Dibagian lain taman juga ada sarana bermain anak dengan bunga dan pepohonan yang rindang. Penangkaran burung atau kupu-kupu dengan air mancur yang menyegarkan mata dan saat malam tiba, lampu-lampu dinyalakan agar tidak ada tempat untuk berbuat mesum. Pengunjung juga bisa mendapatkan hiburan gratis di tempat ini.
"Jika semua itu bisa dibuat oleh pemerintah, ditambah lagi dengan perubahan sikap (dilayani menjadi menjaga) oleh masyarakat, saya yakin inilah taman surga yang dirindukan di Makassar," kata Aries sambil sumbringah.
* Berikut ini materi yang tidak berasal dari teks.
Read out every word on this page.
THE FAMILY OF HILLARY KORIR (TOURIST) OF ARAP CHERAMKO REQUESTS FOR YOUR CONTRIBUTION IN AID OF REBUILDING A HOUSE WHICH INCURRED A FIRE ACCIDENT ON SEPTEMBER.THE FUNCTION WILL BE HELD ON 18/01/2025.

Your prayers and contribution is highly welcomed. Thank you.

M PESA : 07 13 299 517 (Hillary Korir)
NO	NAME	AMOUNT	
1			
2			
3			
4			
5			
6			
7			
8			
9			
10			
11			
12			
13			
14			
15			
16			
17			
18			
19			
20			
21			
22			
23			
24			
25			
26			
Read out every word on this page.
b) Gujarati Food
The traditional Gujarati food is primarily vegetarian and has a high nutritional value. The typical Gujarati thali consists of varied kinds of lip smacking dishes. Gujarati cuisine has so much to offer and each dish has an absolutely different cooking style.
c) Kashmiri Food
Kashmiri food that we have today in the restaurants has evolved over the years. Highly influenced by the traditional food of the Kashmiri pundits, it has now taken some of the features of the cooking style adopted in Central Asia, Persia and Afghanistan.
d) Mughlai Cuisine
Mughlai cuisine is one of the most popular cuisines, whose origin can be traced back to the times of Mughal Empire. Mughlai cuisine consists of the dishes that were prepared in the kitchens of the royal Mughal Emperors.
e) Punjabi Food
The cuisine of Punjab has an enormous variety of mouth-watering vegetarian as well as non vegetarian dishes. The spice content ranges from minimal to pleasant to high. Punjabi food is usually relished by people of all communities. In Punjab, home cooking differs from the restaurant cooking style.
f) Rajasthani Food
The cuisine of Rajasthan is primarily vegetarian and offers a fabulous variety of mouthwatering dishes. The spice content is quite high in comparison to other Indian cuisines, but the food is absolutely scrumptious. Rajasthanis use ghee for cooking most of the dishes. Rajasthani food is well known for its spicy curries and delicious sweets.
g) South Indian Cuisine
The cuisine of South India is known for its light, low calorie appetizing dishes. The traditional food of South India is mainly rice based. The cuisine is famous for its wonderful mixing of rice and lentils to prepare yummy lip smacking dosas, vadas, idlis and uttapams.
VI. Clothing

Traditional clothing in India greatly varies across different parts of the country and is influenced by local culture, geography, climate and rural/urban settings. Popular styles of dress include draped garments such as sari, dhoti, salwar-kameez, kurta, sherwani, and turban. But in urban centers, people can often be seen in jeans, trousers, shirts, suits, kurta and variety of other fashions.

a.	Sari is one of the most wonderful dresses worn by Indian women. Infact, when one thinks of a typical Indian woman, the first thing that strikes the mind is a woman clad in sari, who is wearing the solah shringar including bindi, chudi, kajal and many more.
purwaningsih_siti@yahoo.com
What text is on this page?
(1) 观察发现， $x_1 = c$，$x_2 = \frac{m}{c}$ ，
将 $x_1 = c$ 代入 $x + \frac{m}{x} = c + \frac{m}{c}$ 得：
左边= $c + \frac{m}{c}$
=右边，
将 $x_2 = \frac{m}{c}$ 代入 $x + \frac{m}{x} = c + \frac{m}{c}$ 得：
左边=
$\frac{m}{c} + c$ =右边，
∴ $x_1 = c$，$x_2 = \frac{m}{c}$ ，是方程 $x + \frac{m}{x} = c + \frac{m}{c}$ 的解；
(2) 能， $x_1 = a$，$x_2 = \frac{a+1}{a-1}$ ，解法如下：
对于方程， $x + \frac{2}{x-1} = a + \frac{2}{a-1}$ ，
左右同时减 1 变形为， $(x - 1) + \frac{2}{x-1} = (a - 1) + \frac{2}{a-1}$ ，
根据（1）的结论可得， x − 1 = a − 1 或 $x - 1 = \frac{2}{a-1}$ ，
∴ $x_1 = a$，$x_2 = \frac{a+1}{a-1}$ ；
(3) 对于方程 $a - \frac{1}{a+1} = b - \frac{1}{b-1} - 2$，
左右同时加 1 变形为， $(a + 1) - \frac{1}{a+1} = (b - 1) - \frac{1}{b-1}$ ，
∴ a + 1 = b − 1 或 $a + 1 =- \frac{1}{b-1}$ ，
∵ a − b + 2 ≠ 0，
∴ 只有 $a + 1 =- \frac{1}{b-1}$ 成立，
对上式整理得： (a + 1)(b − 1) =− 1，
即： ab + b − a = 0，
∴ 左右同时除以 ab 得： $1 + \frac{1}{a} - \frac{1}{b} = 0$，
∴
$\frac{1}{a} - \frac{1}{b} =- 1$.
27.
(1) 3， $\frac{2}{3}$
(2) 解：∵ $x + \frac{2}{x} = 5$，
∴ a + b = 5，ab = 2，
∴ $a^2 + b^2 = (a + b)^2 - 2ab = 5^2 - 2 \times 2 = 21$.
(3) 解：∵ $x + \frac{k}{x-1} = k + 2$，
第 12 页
Hari itu, kami menghabiskan waktu berjam-jam mebicarakan ruang publik di Makassar. Kami akhirnya berpisah saat menara-menara masjid menyerukan adzan untuk shalat magrib.
***
Hari ini, Rabu (30/9/15) saya teringat akan rentetan peristiwa diatas. Saya mulai menuliskannya, dimulai dengan khayalan Wahyu yang tiba-tiba hinggap di sebuah taman dengan gemerci air yang segar hingga impian Aries yang ingin punya taman syariah di Makassar.
Mungkin suatu saat saat klien saya dari Jakarta kembali ke Makassar, saya akan dengan bangga memperkenalkan taman kota yang ramah dan nyaman kepada siapa saja. Suatu saat!
"Kepada anak-anak bangsa, jangalah negerimu dimulai dengan tidak membuang sampah sembarangan, tidak memecahkan lampu taman atau buang air di toilet umum dengan sengaja tak menyiramnya."